Born in a dying coal-mining town called Cardenden, Rankin's father worked in a dockyard and his mother in a factory canteen. He was the first in his family to go off to college. He'd already escaped in his head.
Rankin: The imagination, I think, was very important, because in Cardendane, there was very little to do. You had to escape the place mentally. You had to make up your own little world, and then inhabit it. And so I became very adept at fantasizing, that, you know, that the town had been overrun by Germans, or everybody was a robot except me, or whatever.

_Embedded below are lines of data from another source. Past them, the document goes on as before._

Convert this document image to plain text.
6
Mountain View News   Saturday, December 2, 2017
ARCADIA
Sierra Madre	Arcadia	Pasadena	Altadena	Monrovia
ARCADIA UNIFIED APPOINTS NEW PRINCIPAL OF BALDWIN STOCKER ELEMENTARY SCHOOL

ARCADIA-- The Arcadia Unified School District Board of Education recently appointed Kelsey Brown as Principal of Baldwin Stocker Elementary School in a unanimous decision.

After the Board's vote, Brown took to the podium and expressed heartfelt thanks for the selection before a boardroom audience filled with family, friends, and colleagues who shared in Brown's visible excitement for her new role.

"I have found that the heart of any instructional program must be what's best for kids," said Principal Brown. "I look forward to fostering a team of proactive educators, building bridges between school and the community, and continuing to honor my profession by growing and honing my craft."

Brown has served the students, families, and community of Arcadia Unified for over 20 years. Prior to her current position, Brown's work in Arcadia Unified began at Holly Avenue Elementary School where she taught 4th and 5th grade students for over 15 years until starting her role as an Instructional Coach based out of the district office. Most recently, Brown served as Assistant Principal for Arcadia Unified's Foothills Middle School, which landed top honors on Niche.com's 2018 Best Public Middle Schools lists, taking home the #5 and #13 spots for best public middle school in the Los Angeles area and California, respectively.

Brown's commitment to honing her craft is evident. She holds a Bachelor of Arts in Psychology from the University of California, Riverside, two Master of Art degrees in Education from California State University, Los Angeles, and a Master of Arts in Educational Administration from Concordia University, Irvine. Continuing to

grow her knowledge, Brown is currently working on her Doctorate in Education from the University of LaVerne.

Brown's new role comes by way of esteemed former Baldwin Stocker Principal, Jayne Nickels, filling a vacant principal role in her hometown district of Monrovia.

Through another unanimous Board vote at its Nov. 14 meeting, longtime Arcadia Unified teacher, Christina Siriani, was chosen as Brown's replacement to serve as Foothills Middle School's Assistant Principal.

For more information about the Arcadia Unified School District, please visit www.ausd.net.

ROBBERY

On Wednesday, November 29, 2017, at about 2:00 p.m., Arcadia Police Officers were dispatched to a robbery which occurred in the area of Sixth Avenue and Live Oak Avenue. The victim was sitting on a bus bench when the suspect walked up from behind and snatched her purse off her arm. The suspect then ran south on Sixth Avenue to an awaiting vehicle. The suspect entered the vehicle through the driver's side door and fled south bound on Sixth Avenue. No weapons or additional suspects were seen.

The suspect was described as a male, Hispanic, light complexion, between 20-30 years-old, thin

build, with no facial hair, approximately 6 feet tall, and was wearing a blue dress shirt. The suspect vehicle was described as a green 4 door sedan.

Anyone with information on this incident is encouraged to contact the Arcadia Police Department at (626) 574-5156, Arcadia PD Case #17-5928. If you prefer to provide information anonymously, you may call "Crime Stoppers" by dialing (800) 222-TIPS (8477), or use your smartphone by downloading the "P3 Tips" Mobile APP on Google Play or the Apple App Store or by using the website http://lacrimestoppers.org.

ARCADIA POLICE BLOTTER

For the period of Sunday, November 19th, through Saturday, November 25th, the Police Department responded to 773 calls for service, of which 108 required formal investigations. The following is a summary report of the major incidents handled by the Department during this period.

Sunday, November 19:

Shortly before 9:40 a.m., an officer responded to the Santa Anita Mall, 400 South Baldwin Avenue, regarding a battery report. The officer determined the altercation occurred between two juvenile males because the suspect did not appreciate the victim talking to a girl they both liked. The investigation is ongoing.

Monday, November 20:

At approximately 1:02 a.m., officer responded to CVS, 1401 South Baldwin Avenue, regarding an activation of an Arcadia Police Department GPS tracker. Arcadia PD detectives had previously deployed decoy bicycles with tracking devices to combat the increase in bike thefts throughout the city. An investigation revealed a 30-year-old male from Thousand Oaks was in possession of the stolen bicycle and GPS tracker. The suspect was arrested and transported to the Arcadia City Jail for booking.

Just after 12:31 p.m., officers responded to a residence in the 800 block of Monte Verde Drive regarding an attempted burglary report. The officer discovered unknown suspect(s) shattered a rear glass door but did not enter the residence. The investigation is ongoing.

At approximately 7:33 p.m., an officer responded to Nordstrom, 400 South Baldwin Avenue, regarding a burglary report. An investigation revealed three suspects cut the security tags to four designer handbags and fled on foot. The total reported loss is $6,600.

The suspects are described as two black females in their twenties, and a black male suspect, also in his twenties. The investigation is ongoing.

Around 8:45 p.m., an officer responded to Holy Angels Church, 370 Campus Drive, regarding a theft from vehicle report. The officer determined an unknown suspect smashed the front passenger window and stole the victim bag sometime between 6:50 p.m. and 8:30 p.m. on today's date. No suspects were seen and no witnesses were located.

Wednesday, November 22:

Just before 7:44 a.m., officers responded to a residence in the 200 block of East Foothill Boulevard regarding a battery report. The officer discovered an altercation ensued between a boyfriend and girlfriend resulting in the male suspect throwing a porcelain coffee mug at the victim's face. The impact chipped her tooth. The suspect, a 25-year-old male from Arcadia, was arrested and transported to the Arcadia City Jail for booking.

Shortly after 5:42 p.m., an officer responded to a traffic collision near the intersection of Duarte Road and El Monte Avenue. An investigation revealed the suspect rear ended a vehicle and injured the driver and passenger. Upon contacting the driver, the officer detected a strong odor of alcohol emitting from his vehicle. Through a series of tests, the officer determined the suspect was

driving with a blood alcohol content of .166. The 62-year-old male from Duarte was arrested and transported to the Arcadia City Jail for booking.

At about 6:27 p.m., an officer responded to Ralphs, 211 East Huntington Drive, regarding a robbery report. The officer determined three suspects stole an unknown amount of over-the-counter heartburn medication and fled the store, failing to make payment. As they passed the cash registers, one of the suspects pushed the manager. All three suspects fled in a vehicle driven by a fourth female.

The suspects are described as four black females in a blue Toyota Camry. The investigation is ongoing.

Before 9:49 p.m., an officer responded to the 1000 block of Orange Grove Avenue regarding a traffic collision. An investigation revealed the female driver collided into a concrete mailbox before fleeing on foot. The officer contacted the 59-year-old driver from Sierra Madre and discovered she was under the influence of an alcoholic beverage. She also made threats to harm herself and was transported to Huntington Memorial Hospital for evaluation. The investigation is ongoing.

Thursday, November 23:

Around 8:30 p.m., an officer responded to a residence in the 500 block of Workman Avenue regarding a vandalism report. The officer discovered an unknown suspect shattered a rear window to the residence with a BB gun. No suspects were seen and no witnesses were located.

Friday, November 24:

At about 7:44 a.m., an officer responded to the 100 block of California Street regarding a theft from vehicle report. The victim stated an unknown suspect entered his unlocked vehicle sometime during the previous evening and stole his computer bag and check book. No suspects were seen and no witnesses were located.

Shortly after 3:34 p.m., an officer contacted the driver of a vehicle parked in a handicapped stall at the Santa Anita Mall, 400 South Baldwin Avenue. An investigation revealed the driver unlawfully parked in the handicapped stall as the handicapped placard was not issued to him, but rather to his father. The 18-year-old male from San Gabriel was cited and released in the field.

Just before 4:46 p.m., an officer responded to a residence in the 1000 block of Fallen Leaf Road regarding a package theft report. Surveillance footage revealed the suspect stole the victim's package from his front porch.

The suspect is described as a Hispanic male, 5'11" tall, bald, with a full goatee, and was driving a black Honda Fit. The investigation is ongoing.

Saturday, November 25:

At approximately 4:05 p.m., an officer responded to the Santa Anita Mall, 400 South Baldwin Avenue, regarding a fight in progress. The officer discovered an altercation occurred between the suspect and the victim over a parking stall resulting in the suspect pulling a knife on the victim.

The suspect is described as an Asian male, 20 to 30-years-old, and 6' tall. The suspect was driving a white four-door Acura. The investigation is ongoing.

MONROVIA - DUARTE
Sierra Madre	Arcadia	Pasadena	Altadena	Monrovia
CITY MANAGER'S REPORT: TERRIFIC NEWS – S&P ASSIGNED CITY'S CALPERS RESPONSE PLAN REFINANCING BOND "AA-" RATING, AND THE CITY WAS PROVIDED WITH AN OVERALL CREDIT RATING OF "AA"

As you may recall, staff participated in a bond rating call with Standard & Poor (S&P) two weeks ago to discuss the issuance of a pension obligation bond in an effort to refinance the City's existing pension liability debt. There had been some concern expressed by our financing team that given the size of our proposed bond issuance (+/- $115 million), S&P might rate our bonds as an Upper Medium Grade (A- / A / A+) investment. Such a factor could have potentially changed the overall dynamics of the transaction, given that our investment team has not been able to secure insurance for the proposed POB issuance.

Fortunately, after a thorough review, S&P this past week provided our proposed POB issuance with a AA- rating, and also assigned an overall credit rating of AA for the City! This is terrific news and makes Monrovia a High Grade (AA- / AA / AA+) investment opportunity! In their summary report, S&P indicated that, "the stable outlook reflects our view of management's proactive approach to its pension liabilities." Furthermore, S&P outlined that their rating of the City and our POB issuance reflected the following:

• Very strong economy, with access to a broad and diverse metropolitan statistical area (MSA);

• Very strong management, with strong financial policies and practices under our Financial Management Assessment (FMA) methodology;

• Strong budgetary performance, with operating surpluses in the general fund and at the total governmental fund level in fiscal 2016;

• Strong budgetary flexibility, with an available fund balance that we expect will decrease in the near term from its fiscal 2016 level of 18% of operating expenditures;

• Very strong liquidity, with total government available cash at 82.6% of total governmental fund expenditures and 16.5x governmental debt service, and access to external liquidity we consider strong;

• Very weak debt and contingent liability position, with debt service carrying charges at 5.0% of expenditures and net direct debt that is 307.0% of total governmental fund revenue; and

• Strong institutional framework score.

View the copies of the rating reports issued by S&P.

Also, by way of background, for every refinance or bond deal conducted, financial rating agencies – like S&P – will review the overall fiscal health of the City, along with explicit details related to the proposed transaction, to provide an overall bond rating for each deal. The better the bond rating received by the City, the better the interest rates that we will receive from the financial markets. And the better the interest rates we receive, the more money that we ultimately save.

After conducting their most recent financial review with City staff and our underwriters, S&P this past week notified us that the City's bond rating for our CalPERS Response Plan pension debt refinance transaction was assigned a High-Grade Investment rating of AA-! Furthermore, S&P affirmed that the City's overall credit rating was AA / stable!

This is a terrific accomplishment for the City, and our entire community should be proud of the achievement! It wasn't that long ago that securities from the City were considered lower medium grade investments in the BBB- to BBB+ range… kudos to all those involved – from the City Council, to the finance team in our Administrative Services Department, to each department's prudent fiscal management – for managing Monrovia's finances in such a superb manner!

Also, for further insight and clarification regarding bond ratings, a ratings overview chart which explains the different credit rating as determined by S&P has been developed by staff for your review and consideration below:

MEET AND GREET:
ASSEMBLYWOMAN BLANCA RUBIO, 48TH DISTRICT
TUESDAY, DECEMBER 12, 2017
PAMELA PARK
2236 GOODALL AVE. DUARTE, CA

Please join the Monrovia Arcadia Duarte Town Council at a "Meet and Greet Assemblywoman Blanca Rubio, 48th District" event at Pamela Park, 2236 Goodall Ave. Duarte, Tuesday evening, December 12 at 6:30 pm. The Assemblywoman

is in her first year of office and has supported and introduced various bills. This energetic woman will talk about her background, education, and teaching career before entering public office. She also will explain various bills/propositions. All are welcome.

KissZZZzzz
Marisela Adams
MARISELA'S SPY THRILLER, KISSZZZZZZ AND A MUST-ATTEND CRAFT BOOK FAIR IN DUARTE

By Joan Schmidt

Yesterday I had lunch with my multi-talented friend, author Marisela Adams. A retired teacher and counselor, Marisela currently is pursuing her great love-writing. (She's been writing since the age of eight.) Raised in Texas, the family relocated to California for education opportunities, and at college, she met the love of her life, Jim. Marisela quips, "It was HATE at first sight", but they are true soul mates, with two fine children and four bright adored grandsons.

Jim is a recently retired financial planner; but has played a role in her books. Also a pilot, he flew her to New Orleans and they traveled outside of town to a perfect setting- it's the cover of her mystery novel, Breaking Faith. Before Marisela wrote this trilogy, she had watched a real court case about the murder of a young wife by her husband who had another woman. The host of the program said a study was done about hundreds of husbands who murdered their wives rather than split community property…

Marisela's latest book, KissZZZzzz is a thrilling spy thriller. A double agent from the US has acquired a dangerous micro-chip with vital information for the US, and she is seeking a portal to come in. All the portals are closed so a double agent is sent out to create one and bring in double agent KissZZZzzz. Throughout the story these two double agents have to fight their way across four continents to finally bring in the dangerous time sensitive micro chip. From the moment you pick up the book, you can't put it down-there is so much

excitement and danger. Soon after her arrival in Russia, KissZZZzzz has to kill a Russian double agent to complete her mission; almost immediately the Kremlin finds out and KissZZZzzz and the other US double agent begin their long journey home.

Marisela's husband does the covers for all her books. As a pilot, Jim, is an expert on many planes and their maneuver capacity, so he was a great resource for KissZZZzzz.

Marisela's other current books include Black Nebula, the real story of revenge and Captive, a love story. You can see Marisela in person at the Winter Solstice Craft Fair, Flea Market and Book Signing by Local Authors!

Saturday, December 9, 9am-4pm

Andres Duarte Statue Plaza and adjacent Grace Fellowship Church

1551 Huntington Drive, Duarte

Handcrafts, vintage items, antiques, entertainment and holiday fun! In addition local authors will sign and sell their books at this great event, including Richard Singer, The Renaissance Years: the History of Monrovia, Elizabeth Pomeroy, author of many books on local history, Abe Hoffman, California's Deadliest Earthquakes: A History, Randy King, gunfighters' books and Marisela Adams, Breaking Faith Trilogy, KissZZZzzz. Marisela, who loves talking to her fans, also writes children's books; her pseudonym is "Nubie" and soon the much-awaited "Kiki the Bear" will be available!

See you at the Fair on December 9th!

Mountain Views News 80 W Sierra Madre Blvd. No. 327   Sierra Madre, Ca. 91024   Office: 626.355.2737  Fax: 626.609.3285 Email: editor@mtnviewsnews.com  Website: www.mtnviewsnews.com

At first, he worked odd jobs - in a chicken factory, as an alcohol researcher, and as a tax collector for Britain's equivalent of the IRS:
Rankin: Yeah! Inland revenue. Yeah, I sat in an office in Edinburgh and I demanded money from people in the southeast of England. Rich people. I thought that was one of the best jobs I'd ever had.
Mason: How long did your career as a punk singer last?
Rankin: About six months, I think.
Ian was also the former lead singer of The Dancing Pigs. Regrettably, The Dancing Pigs disbanded. But they reappear in Rankin's latest novel, Black & Blue, and suddenly they're at the top of the charts.
Rankin: It's all wish fulfillment when you think about it. I mean this whole thing is - writing books. That's why I can have a really boring life, I think. Because I just go at the books and make up this very exciting life, you know. I can run around doing this and that. I can change history. I can change the world.
In Black & Blue, Rankin resurrects a notorious serial killer who haunted Scotland in the '60s. Bible John murdered three women. He was never caught:
Rankin: (reading) People in Glasgow still talked about him. Bible John was the bedtime bogeyman made fresh, a generation's scare story. He was your creepy next door neighbor, the quiet man who lived two flights up. He was whoever you wanted him to be. Back in the early '70s, parents had told their children 'behave or Bible John will get you!' Bogeyman made flesh and now reproducing.
Rebus's haunts are also Rankin's. His fictinal Edinburgh is very real:
Rankin: Like, Rebus's flat in Arden Street really does exist. And the Oxford Bar where he drinks really does exist. They had a Scandinavian tourist in there the other week who tracked down the Oxford Bar. And he said, 'is inspector Rebus here?'
Mason: Going back to Rebus for a second. I guess the thing that strikes me about him, he can be a very dark and lonely person, which I don't see coming from you.
Rankin: There's a lot of my personality in him. But he's allowed to be much darker than I'm allowed to be. You know, I mean, if I tried to be as dark as him, people would slap me around the face and say 'Cheer up, Ian. Come on, look on the bright side of life.'
Rankin:(reading) When he went home, he took the night home with him, and had to soak and scrub it away, feeling like an old paving slab walked on daily. Sometimes it was easier to stay on the street, or sleep at the station. Sometimes he drove all night, not just through Edinburgh: down to Leith and past the working girls and hustlers, along the waterfront, South Queensferry sometimes, and then up on to the Forth Bridge, up the M90 through Fife, past Perth all the way to Dundee, where he'd turn and head back.
Rankin is writing his ninth Rebus now, his 16th novel. Half way through he still wasn't sure whodunnit:
Rankin: Drives my publishers crazy, you know. My agent as well will say 'What's your new book about? Can you just give us an idea?
The boy from Cardenden still loves making up stories - shining a light in Edinburgh's dark places - seeking respect for the crimewriter's craft:
Rankin: People always said that to me. They said 'you might never get the literary kudos, but you'll always get the cash.' (laughs) I said 'yeah, I want both.' I want people to accept that the crime fiction genre is serious fiction. That's when my job is finished. You know.